Monthly CHABO Extra「DJ Night!!」 ゲスト・夏木マリ / 2009年12月10日(木)南青山MANDALA

CHABOは、横浜のサムズアップで、定期的にDJ Nightというイベントを行っている。折々のテーマのもと、喋りを交えながら、持参したお気に入りの曲をかけていくという、文字通りのDJスタイル。プレイヤーであると同時に、熱心な音楽リスナーでもあるCHABOの顔が見られることから、ファンの間ではなかなか好評らしい。
だけど、実はオレ、一度も行った事がないんだよな、これ(苦笑)。僕はあくまでもミュージシャンとしてのCHABOのファンであり、この手のイベントにはあまり興味がないというのが正直なところ。CHABOが普段どんな曲を聴いているか興味がないわけじゃないけど、それは後々公式サイトにアップされるプレイリストを見れば済む話だし、自分にとっては、わざわざお金を払ってまで見に行くようなものではないと思っていたのである。

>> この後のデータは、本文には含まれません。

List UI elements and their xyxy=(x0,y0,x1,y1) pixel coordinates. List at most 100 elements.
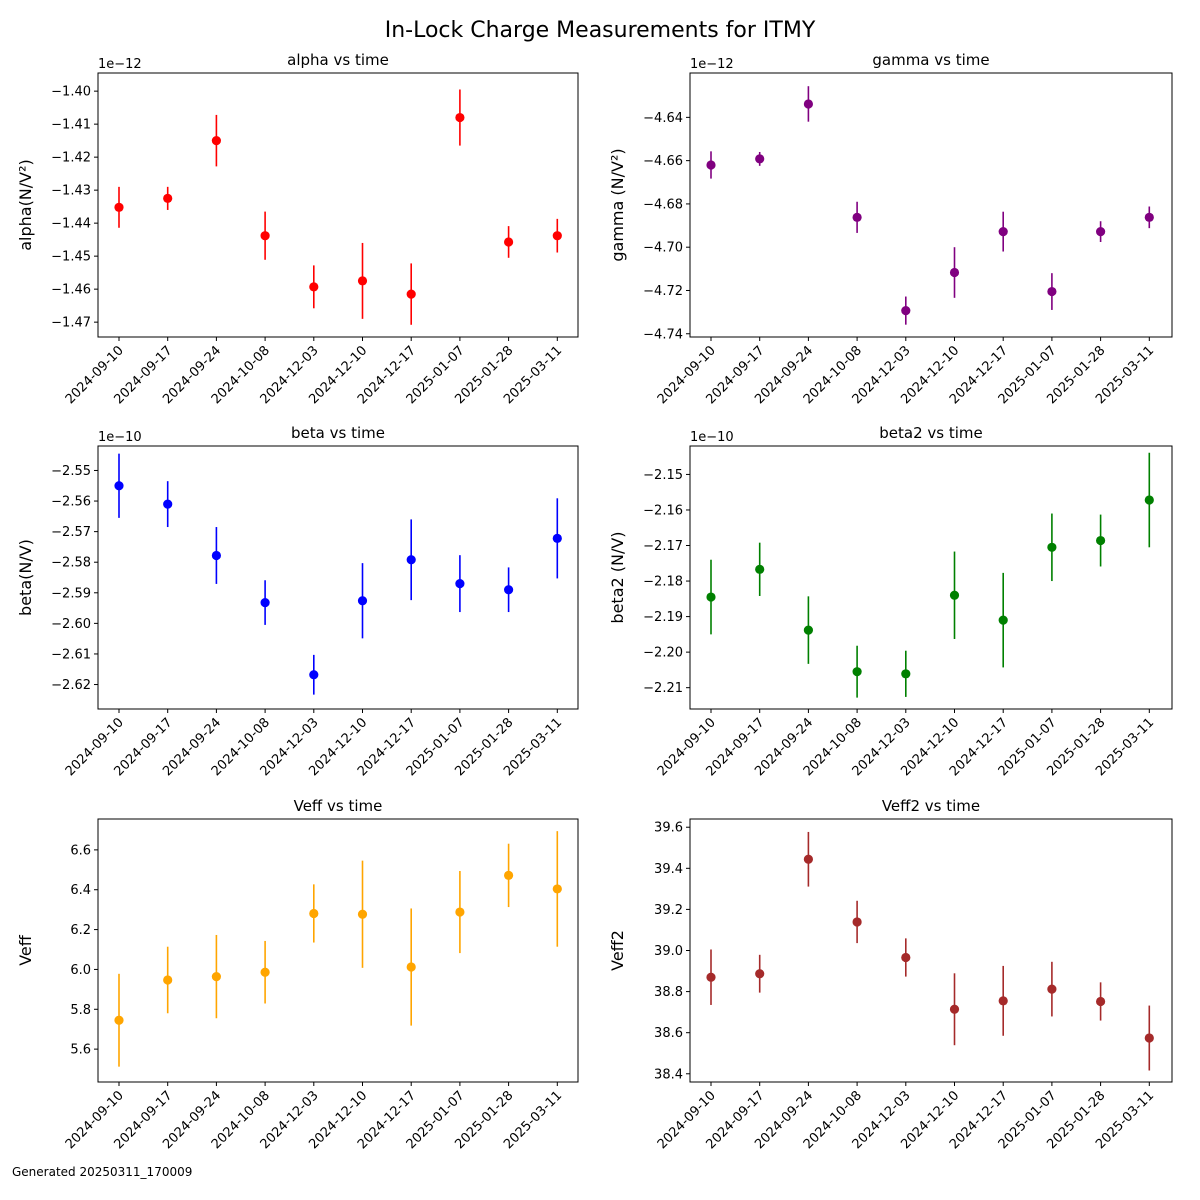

だが、この日は特別だと思った。ゲストが夏木マリだからである。数年前の「二人会」で、CHABOとマリさんが共演した時のインパクトは未だに鮮明に憶えているし、CHABOは事あるごとに“あの時の「ガルシアの風」をどうしても越えられない”と言っている。その2人の邂逅とあらば、たとえライブでなくても足を運んでみたくなったのだ。
もう一つ。これがMonthly CHABOというシリーズ・ライブの、本当に最後となるんだという感慨があったからだ。Monthly CHABOという呼び名で行われたいくつかのライブと、会場となった南青山MANDALAという場所は、僕にとって本当に忘れがたいものとなった。だって、忌野清志郎が遠くに行ってしまった直後の一番辛い時期を、ここでCHABOと一緒に乗り越えたのだから。今にして思えば、身を切られるような辛さの中で何とか踏み止まれたのは、MANDALAという空間が醸し出す空気の温かさ、あそこにいけば、同じ気持ちを胸に抱えた仲間たちと同じ時間を共有できるという気持ちも少なからずあったからではないかと僕は思っている。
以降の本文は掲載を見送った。